Im Pfarrhof bietet Angelika Göschl, die auch das Gebäude und den Garten in Schuss hält, Unternehmen Platz für Seminare, Workshops und Kamingespräche in inspirierender Kulisse. Doch rund ums Jahr finden hier auch Dorfveranstaltungen statt, man kann sie kaum alle aufzählen. Die Kirta-Musik soll hier wieder aufleben, Dirndl werden genäht und sogar die Ismaninger Schäffler haben vor dem Pfarrhof schon getanzt. Tradition ist ihr wichtig. „Kultur in Unterbrunn“ zeigt Filme; für den Obst- und Gartenbauverein, den Göschl 19 Jahre führte, ist der Pfarrhof die Vereinsheimat geworden, zum voradventlichen Markt werden im Laurentius Stadel Adventskränze und Gestecke gebunden und verkauft.
Der Männergesangverein hat zum Proben und Einsingen ein Ausweichquartier und auch der Bayerische Singtag war hier schon zu Gast; Kreisheimatpfleger Gerhard Schober hat von seinen Forschungen über Unterbrunn berichtet; Ludwig Thomas „Lausbubengschichten“ wurden von Hansi Kraus gelesen und zum Literarischen Herbst mit Elisabeth Carr und Gerd Holzheimer wurden Dichtkunst und Lieder vermählt. Rund um Ostern und zum Ostermarkt gibt es die Kunst-Eiersammlung zu sehen, die der Pfarrhof beherbergt.
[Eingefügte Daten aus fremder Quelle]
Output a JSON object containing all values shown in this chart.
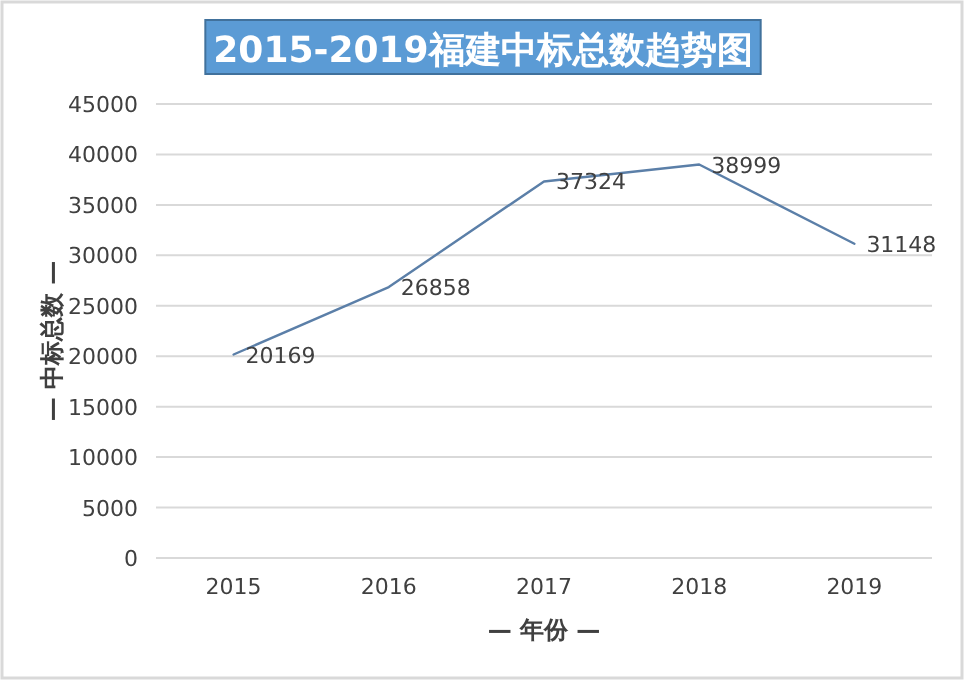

Im Oktober 2015 hat Angelika mit „Zwickte“ – selbergmachten Kirtanudeln – das Seniorenkaffee im Pfarrhof gestartet. Weil wir ja lauter junggebliebene Besucher/innen haben, trifft man sich heute zum Pfarrkaffee. Auch die „Rosenheim-Cops“ haben hier schon zweimal gedreht. Schauspieler Dieter Fischer hat dabei den Ort ins Herz geschlossen, und macht Lesungen zur Weihnachtszeit. Zum Unterbrunner Christkindlmarkt findet man ein warmes Plätzchen im Laurentius Stadl und kulinarisches aus dem Backhäusl.

So ist der Pfarrhof zu einer Institution geworden, die aus dem Dorfleben nicht mehr wegzudenken ist.
Es gab auch schwierige Zeiten. „Zu Corona-Zeiten durften wir Hochzeiten mit zehn Personen machen, aber kein Coaching mit zwei Leuten“, erinnert sich Angelika. Um etwas mehr Platz für Abstand zu bieten, stellte sie mit Genehmigung der Gemeinde den Laurentius-Stadl im Garten auf, der sich schnell auch fürs gemütliche Beisammensein für Vereine etabliert hat, und so unersetzlich geworden ist. Ein Pavillon und das Backhäusl waren zuvor über die Jahre schon dazu gekommen. Geholfen haben da beim Auf- und Ausbau immer unsere Handwerksfirmen und Mitbewohner aus dem Dorf. „Des is Unterbrunn“, sagt Angelika.
Wenn die Gäste weg sind, alle Stühle aufgeräumt sind und die Arbeit getan, sitzt sie am liebsten auf der kleinen Treppe im Wintergarten, blickt durch die offene Tür in den Garten und schaut, wer auf dem Lohäckerweg spazieren geht.
„Eigentlich habe ich alles“, sagt die Angelika. Doch für das Zehnjährige in diesem Jahr hat sie natürlich schon viele Pläne. Roland Hefter wird spielen (6. Juni), sie ist ein großer Fan, und natürlich Roy (7. Juni), die schon auf vielen Dorffesten die Tanzfläche zum Beben gebracht haben. Geri, der Klostertaler, tritt dann am Sonntag, 8. Juni, auf. Der Pfarrer hat schon einen Feldgottesdienst zugesagt, und einige Paare, die hier geheiratet haben, werden natürlich auch wieder gern vorbei schauen.